Capsaicin for Diabetes-induced Hypertension
Diabetic patients often have hypertension problems. An animal research study conducted on diabetic mice reported that capsaicin is effective to reduce oxidative stress in blood vessels. Activation of TRPV1 by administering capsaicin leads to endothelium-dependent vasodilation. These effects improve hypertension in diabetic mice. This study result indicates that capsaicin may have a therapeutic benefit to prevent cardiac risk in diabetic patients. 
Capsaicin benefits heart
It is well proven that capsaicin activates TRPV1 and helps to provide benefits in cardiac muscle. The administration of capsaicin helps to combat against cardiac hypertrophy and fibrosis development. Therefore, capsaicin has a great benefit to prevent heart failure, as it controls metabolic disorders induced cardiac hypertrophy and fibrosis and simultaneously this bioactive phytochemical has an anti-hypertensive effect. [3,4]
Capsaicin benefits asthma
Beta-adrenergic medications are the drug of choice in the conventional treatment of asthma. Administration of capsaicin induces beta-adrenergic action by regulating energy metabolism. This has a direct influence on oxygen consumption and respiratory quotient.  This mechanism improves asthma condition.
Capsaicin benefits weight loss
Capsaicin moderately enhances energy expenditure, stimulates fat oxidation due to its thermogenic property and diminishes appetite. All these mechanisms are effective to control weight management. 
Protection from Gastric Ulcer
It is commonly recommended that capsaicin containing food items should be avoided for patients having gastric ulcers due to their spicy taste.

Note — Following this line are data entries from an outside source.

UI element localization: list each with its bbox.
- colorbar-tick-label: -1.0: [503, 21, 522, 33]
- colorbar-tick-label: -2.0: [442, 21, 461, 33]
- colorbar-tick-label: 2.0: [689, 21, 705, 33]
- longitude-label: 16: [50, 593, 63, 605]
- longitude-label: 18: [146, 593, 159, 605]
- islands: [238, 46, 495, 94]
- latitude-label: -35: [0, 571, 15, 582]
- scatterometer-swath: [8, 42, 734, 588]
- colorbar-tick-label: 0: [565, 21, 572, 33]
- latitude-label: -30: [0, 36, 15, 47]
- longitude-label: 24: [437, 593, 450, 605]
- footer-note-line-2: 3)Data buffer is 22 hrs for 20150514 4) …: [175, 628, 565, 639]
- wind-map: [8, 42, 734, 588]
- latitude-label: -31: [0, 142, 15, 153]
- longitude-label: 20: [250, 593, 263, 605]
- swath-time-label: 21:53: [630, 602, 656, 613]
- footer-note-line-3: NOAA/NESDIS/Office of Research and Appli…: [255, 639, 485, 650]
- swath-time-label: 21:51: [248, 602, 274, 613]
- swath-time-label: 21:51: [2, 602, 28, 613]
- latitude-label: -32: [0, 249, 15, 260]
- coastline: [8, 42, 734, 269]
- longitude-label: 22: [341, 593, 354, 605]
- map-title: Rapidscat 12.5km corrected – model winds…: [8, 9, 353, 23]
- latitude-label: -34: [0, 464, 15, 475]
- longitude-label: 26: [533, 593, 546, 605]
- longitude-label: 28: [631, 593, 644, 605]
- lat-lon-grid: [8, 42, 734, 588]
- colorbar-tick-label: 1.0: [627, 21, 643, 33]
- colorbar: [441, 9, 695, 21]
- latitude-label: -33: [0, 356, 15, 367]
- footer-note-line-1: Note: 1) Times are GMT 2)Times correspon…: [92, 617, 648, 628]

However, a research paper reported that capsaicin has preventive and gastric ulcer healing properties. There is an ulcer protective effect of capsaicin-induced against non-steroidal anti-inflammatory drugs and alcohol exposure. This bioactive phytochemical has an inhibitory effect on gastric acid secretion. It also neutralizes the acidic environment in G.I tract by boosting mucus and alkali secretion. It also promotes blood circulation in gastric tissue. 
The daily recommended dose for capsaicinoids is 20 mg. The dosing is very important for capsaicin, as it is mentioned in a review paper that moderate consumption of capsaicin helps to prevent gastric cancer, whereas excessive daily take of capsaicin can cause gastric cancer. Therefore, moderate spicy food is good for health. It is recommended that 135 mg capsaicin intake per day causes gastric irritation and stomach discomfort.